El jefe de la ONPE, Piero Corvetto, pidió disculpas públicas y anunció que los afectados no pagarán multa.
RCR, 12 de abril 2026.- Mientras tanto, Rafael López Aliaga solicita su detención y la Fiscalía inicia diligencias contra la empresa encargada del reparto.
Lo que debió ser una jornada democrática ejemplar terminó en frustración para miles de limeños. El jefe de la Oficina Nacional de Procesos Electorales (ONPE), Piero Corvetto, confirmó que un total de 63,300 electores se vieron impedidos de sufragar debido a que el material electoral nunca llegó a sus centros de votación.
El incidente afectó a 211 mesas de sufragio distribuidas en 15 locales de los distritos de San Juan de Miraflores, Lurín y Pachacamac.

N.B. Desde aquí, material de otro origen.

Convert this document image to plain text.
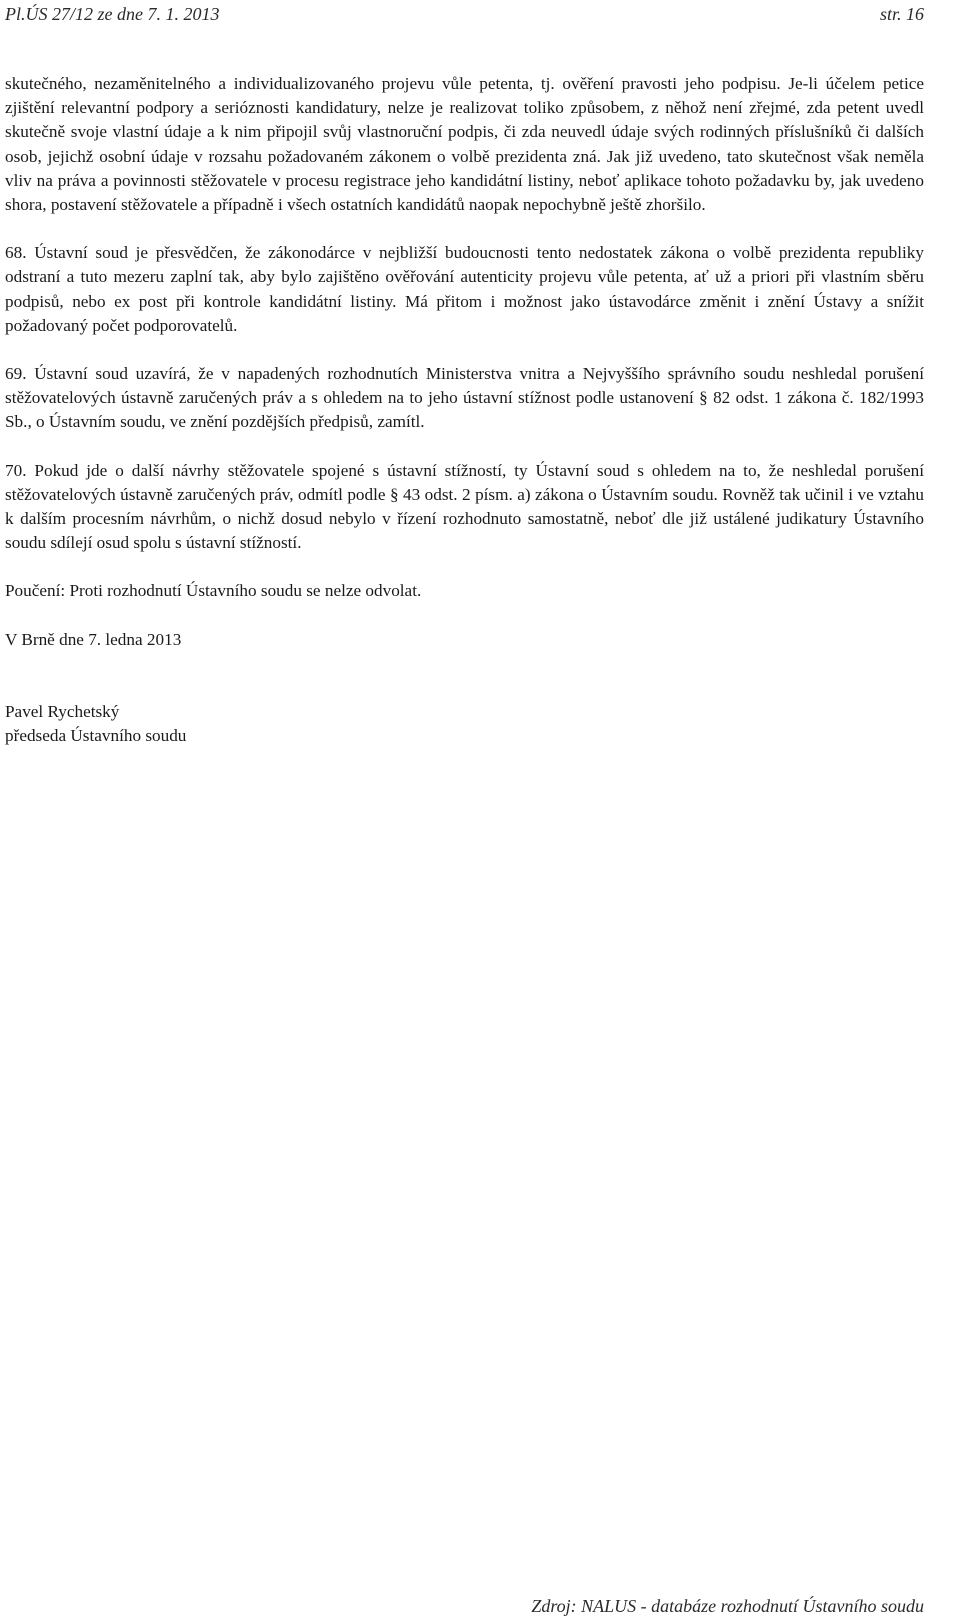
Pl.ÚS 27/12 ze dne 7. 1. 2013	str. 16

skutečného, nezaměnitelného a individualizovaného projevu vůle petenta, tj. ověření pravosti jeho podpisu. Je-li účelem petice zjištění relevantní podpory a serióznosti kandidatury, nelze je realizovat toliko způsobem, z něhož není zřejmé, zda petent uvedl skutečně svoje vlastní údaje a k nim připojil svůj vlastnoruční podpis, či zda neuvedl údaje svých rodinných příslušníků či dalších osob, jejichž osobní údaje v rozsahu požadovaném zákonem o volbě prezidenta zná. Jak již uvedeno, tato skutečnost však neměla vliv na práva a povinnosti stěžovatele v procesu registrace jeho kandidátní listiny, neboť aplikace tohoto požadavku by, jak uvedeno shora, postavení stěžovatele a případně i všech ostatních kandidátů naopak nepochybně ještě zhoršilo.

68. Ústavní soud je přesvědčen, že zákonodárce v nejbližší budoucnosti tento nedostatek zákona o volbě prezidenta republiky odstraní a tuto mezeru zaplní tak, aby bylo zajištěno ověřování autenticity projevu vůle petenta, ať už a priori při vlastním sběru podpisů, nebo ex post při kontrole kandidátní listiny. Má přitom i možnost jako ústavodárce změnit i znění Ústavy a snížit požadovaný počet podporovatelů.

69. Ústavní soud uzavírá, že v napadených rozhodnutích Ministerstva vnitra a Nejvyššího správního soudu neshledal porušení stěžovatelových ústavně zaručených práv a s ohledem na to jeho ústavní stížnost podle ustanovení § 82 odst. 1 zákona č. 182/1993 Sb., o Ústavním soudu, ve znění pozdějších předpisů, zamítl.

70. Pokud jde o další návrhy stěžovatele spojené s ústavní stížností, ty Ústavní soud s ohledem na to, že neshledal porušení stěžovatelových ústavně zaručených práv, odmítl podle § 43 odst. 2 písm. a) zákona o Ústavním soudu. Rovněž tak učinil i ve vztahu k dalším procesním návrhům, o nichž dosud nebylo v řízení rozhodnuto samostatně, neboť dle již ustálené judikatury Ústavního soudu sdílejí osud spolu s ústavní stížností.

Poučení: Proti rozhodnutí Ústavního soudu se nelze odvolat.

V Brně dne 7. ledna 2013

Pavel Rychetský

předseda Ústavního soudu

Zdroj: NALUS - databáze rozhodnutí Ústavního soudu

Durante una accidentada conferencia de prensa, Corvetto atribuyó la responsabilidad del retraso a la empresa Galaga SAC, encargada del despliegue del material, y ofreció disculpas institucionales a la ciudadanía.
«Para aquellos electores y miembros de mesa afectados, iniciaremos actos administrativos para que no paguen ninguna multa, ya que la responsabilidad de esta afectación es nuestra», aseguró el funcionario, tras precisar que, a pesar de este incidente, se logró instalar el 99.8% de las mesas a nivel nacional.
La crisis logística escaló rápidamente al plano judicial. La Fiscalía y la Policía Anticorrupción realizaron diligencias de urgencia tanto en la sede de la ONPE como en las oficinas de la empresa Galaga SAC para investigar posibles irregularidades en la contratación y el incumplimiento del servicio.
No obstante, las autoridades reportaron que la sede de la empresa se encontraba cerrada al momento de la intervención.
En el ámbito político, las reacciones no se hicieron esperar. El candidato de Renovación Popular, Rafael López Aliaga, denunció penalmente a Corvetto y solicitó públicamente su detención.
Por su parte, la candidata de Fuerza Popular, Keiko Fujimori, puso sobre la mesa la propuesta de realizar «elecciones complementarias» y extender la votación hasta el lunes 13 de abril, argumentando que el derecho al voto de miles de peruanos ha sido vulnerado.
Este escenario de mesas no instaladas y demoras generalizadas —que obligaron a la ONPE a extender el horario de votación hasta las 18:00 horas— ha generado un clima de desconfianza.
Ante los cuestionamientos de la prensa sobre una posible renuncia, Piero Corvetto evitó dar una respuesta directa, limitándose a señalar que se someterá a todas las investigaciones correspondientes.
Mientras el conteo oficial avanza con lentitud, la sombra de la nulidad y las quejas por un presunto proceso viciado marcan el cierre de estas elecciones, dejando en manos de los organismos electorales la tarea de devolver la legitimidad a los resultados finales.